Liberati chiede quindi un commissariamento di Ast: “Il destino tuttavia non sarebbe segnato qualora affiancassimo all’imminente testimonianza sindacale lo stesso spirito visionario e pioneristico che ha consentito a questa città di risorgere sempre dalle sue ceneri: conformemente alle normative vigenti, ex lege 89/2013 (‘Ilva bis’), l’azienda, una volta riconosciuta di interesse strategico nazionale, deve essere commissariata dal Governo per le plateali criticità emerse sul fronte ambientale, spesso sin qui ignobilmente minimizzate; per il tempo necessario torni dunque lo Stato a dirigerla, continuando la produzione e risanando in primo luogo le discariche di Pentima e Valle – i cui metalli pesanti e cromo VI avvelenano le falde dell’area, come messo per iscritto nei report prodotti non solo da Ispra e Segreteria Tecnica del Ministero dell’Ambiente – aggiornando l’impiantistica in modo tale da contenere al massimo gli inquinanti, a iniziare dalle emissioni diffuse, e procedendo senza ulteriori indugi al recupero scorie: se è vero che ogni milione di euro assegnato alle ineludibili attività green genera statisticamente dai 10 ai 15 posti di lavoro, ci sarebbe ancora lavoro per molti”.

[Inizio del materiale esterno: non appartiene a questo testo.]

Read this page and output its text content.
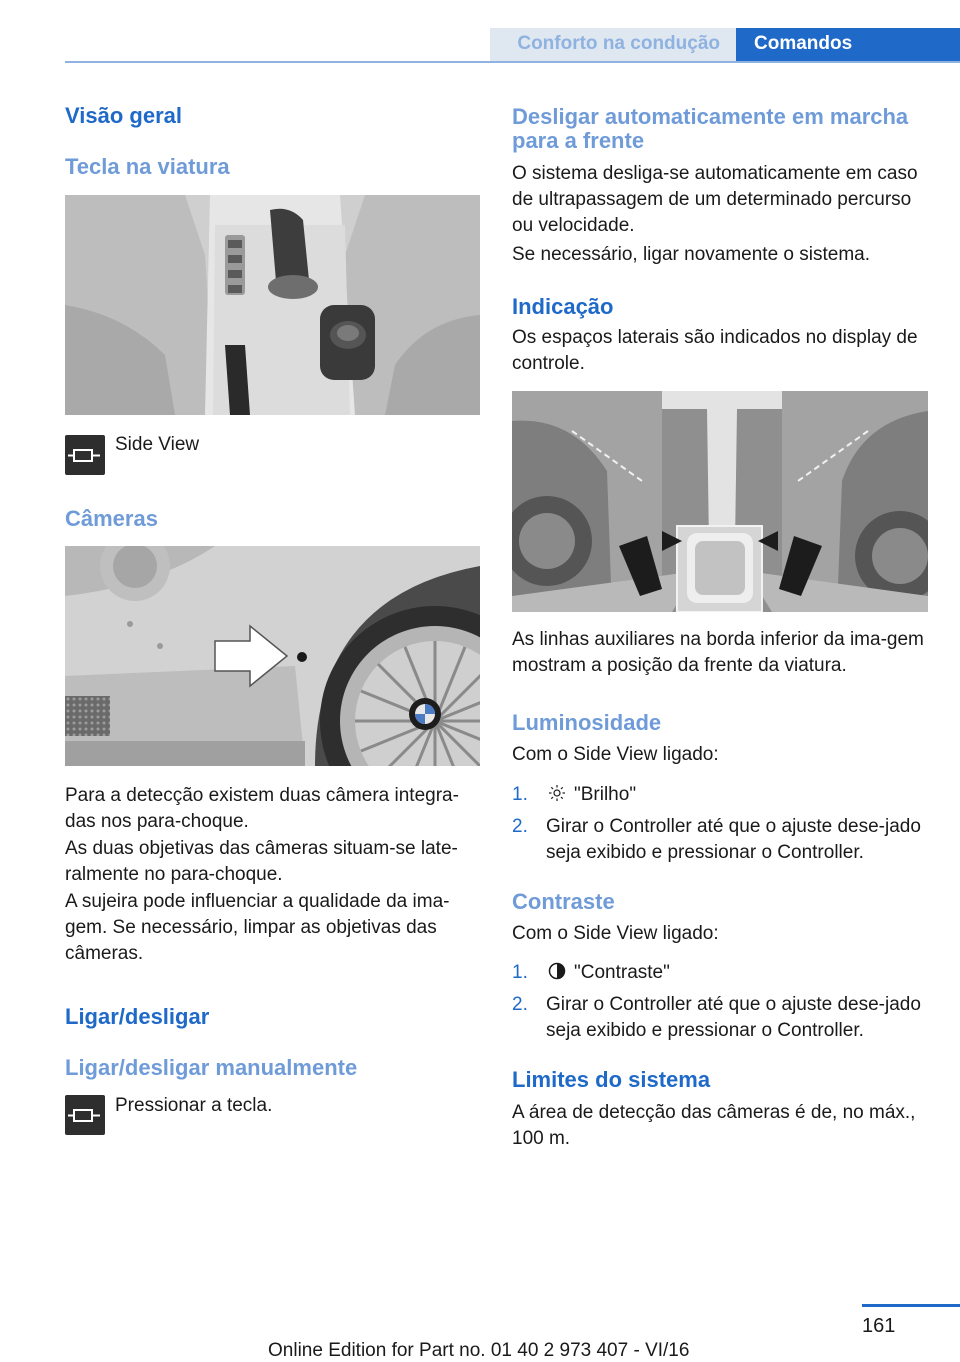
Conforto na condução Comandos
Visão geral
Tecla na viatura
Side View
Câmeras
Para a detecção existem duas câmera integra-das nos para-choque.
As duas objetivas das câmeras situam-se late-ralmente no para-choque.
A sujeira pode influenciar a qualidade da ima-gem. Se necessário, limpar as objetivas das câmeras.
Ligar/desligar
Ligar/desligar manualmente
Pressionar a tecla.
Desligar automaticamente em marcha para a frente
O sistema desliga-se automaticamente em caso de ultrapassagem de um determinado percurso ou velocidade.
Se necessário, ligar novamente o sistema.
Indicação
Os espaços laterais são indicados no display de controle.
As linhas auxiliares na borda inferior da ima-gem mostram a posição da frente da viatura.
Luminosidade
Com o Side View ligado:
1.	"Brilho"
2. Girar o Controller até que o ajuste dese-jado seja exibido e pressionar o Controller.
Contraste
Com o Side View ligado:
1.	"Contraste"
2. Girar o Controller até que o ajuste dese-jado seja exibido e pressionar o Controller.
Limites do sistema
A área de detecção das câmeras é de, no máx., 100 m.
161
Online Edition for Part no. 01 40 2 973 407 - VI/16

In conclusione scrive Liberati: “Altro che ‘scaricati’: si rovesci il tavolo, commissariando l’azienda, rimuovendo la dirigenza TK, gruppo che, in Italia, da tempo non pare aver più niente da dire, specie dopo i fatti di Torino, tragica faccia di una stessa storia, di un modello pericolosamente privo di alternative, specie in un contesto locale generalmente asfittico, perdurando il mancato affiancamento a Terni di attività fortemente strutturate ma sostenibili, pur essendovi tale territorio naturaliter vocato”.